Don't use any crap to block Windows 10 update. My method works 100% of
the time but idiots here have not been able to implement it because they
are too dense. there is no need to destroy anything on the machine just
to block updates.



I thought it was able to disable WU along with alot of other tweakie
stuff.

No you weren't. It is just in your dead brain.

My new toilet cleaner, who was a pig farmer in California, will be
around very soon to impersonate my posts. Just watch out for them.






--
With over 999 million devices now running Windows 10, customer
satisfaction is higher than any previous version of windows.

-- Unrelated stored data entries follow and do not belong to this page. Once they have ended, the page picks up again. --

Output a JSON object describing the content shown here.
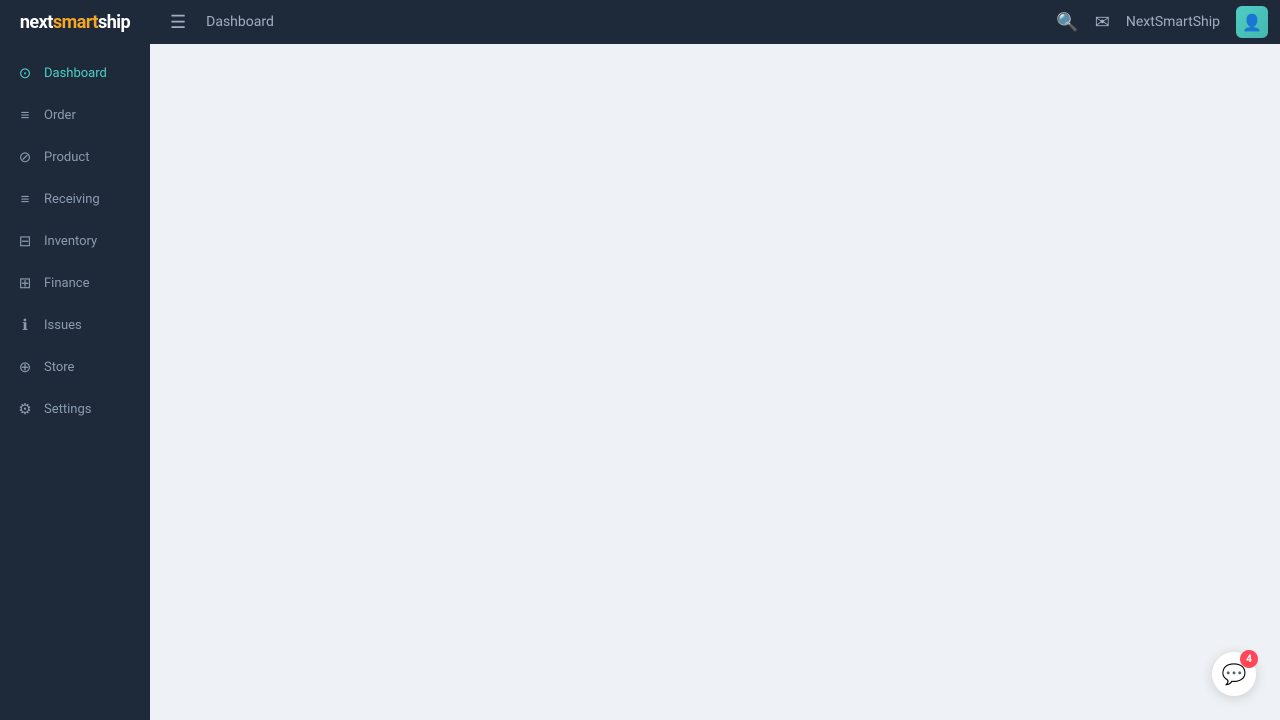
{
  "app": {
    "logo_prefix": "next",
    "logo_brand": "smart",
    "logo_suffix": "ship"
  },
  "header": {
    "breadcrumb": "Dashboard",
    "username": "NextSmartShip",
    "hamburger_symbol": "☰",
    "search_symbol": "🔍",
    "mail_symbol": "✉",
    "avatar_symbol": "👤"
  },
  "sidebar": {
    "items": [
      {
        "id": "dashboard",
        "label": "Dashboard",
        "icon": "⊙",
        "active": true
      },
      {
        "id": "order",
        "label": "Order",
        "icon": "≡",
        "active": false
      },
      {
        "id": "product",
        "label": "Product",
        "icon": "⊘",
        "active": false
      },
      {
        "id": "receiving",
        "label": "Receiving",
        "icon": "≡",
        "active": false
      },
      {
        "id": "inventory",
        "label": "Inventory",
        "icon": "⊟",
        "active": false
      },
      {
        "id": "finance",
        "label": "Finance",
        "icon": "⊞",
        "active": false
      },
      {
        "id": "issues",
        "label": "Issues",
        "icon": "ℹ",
        "active": false
      },
      {
        "id": "store",
        "label": "Store",
        "icon": "⊕",
        "active": false
      },
      {
        "id": "settings",
        "label": "Settings",
        "icon": "⚙",
        "active": false
      }
    ]
  },
  "chat": {
    "badge_count": "4",
    "icon_symbol": "💬"
  }
}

On Sat, 27 Jul 2019 12:16:32 -0400, Paul wrote:

To access a partition from Linux, there are several
things to do.

Hi Paul,

You wrote that summary well such that, if I ever try to disable Windows update
again, I'll refer back to this post in the future (which unfortunately is
very poorly archived in the two known archival search-engine locations)
o http://tinyurl.com/alt-comp-os-windows-10
o http://alt.comp.os.windows-10.narkive.com

There's a "trick" (which sucks but it works sometimes) to search the archives:
o http://google.com = wuaueng.dll -site http://alt.comp.os.windows-10.narkive.com

Which results in these URLs of relative import for reference purposes:
o What is this strange new Windows file-system beast (C:\Windows\System32\wuaueng.dll)?
https://alt.comp.os.windows-10.narkive.com/HiXlOMwk/what-is-this-strange-new-windows-file-system-beast-c-windows-system32-wuaueng-dll
o Windows Update in Windows 10: how to disable?
https://alt.comp.os.windows-10.narkive.com/fTykvHa5/windows-update-in-windows-10-how-to-disable
o Disable Win10 updates - Has anything really worked?
https://alt.comp.os.windows-10.narkive.com/5Ew7H7MA/disable-win10-updates-has-anything-really-worked
etc.

I looked up what version "wuauserv" came from, & was surprised it's XP:
https://en.wikipedia.org/wiki/List_of_Microsoft_Windows_components
But I couldn't find in that list anything about the "wuaueng" introduction.

The redundant wuaueng naming convention stands for, apparently:
o Windows Update AutoUpdate Engine (dynamically linked library)
https://www.symantec.com/connect/blogs/cwindowssystem32-files-explained

Here is a list from that site citing other related wuau components:
o wuapi.dll.mui (Windows Update Client API) - Needed by Microsoft Update.
o wuauclt.exe (Windows Update). An auto-update client - Needed by Microsoft Update.
o wuauclt1.exe (Windows Update AutoUpdate Client) - Needed by Microsoft Update.
o wuaucpl.cpl (Automatic Updates Control Panel applet) - Needed by Microsoft Update.
o wuaucpl.cpl (Automatic Updates Control Panel). Automatic Updates Control Panel applet - Needed by Microsoft Update.
o wuaucpl.cpl.mui (Automatic Updates Control Panel) - Needed by Microsoft Update.
o *wuaueng.dll* (Windows Update AutoUpdate Engine) - Needed by Microsoft Update.
o wuaueng.dll.mui (Windows Update Agent) - Needed by Microsoft Update.
o wuaueng1.dll (Windows Update AutoUpdate Engine) - Needed by Microsoft Update.
o wuauserv.dll (Windows Update AutoUpdate Service) - Needed by Microsoft Update. Main Service file for Automatic Updates.
o wucltui.dll (Windows Update Client UI Plugin) - Needed by Microsoft Update.
o wucltui.dll.mui (Windows Update Client UI Plugin) - Needed by Microsoft Update.
o wupdmgr.exe (Windows Update Manager for NT) - Needed by Microsoft Update.
o wups.dll (Windows Update client proxy stub) - Needed by Microsoft Update.
o wups2.dll (Windows Update client proxy stub 2) - Needed by Microsoft Update.
o wuweb.dll (Windows Update Web Control) - Needed by Microsoft Update.

Re-reading the threads from the Win10 ng archives, this stands out:
https://narkive.com/HiXlOMwk.62

These are the known methods (about a year ago) from Paul mostly:
1. Rename wuaueng.dll using a linux boot dvd (or dual boot)
2. Disable Windows Update Service & related Task Scheduler Services
3. Disable Windows Update Service & change the LOA for wuauserv to Guest
4. WUB https://www.sordum.org/9470/windows-update-blocker-v1-0/
5. WIM http://www.majorgeeks.com/files/details/windows_update_minitool.html

Where I'd summarize Paul's comments as:
#1, #2, and #3 methods should work on all Windows 10.
(But #2 might no longer work, based on something I remember Bob_S wrote.)
#4 & #5 may work if they don't do Win10Pro-special stuff in the registry.

Has anything changed from that summary of about a year ago?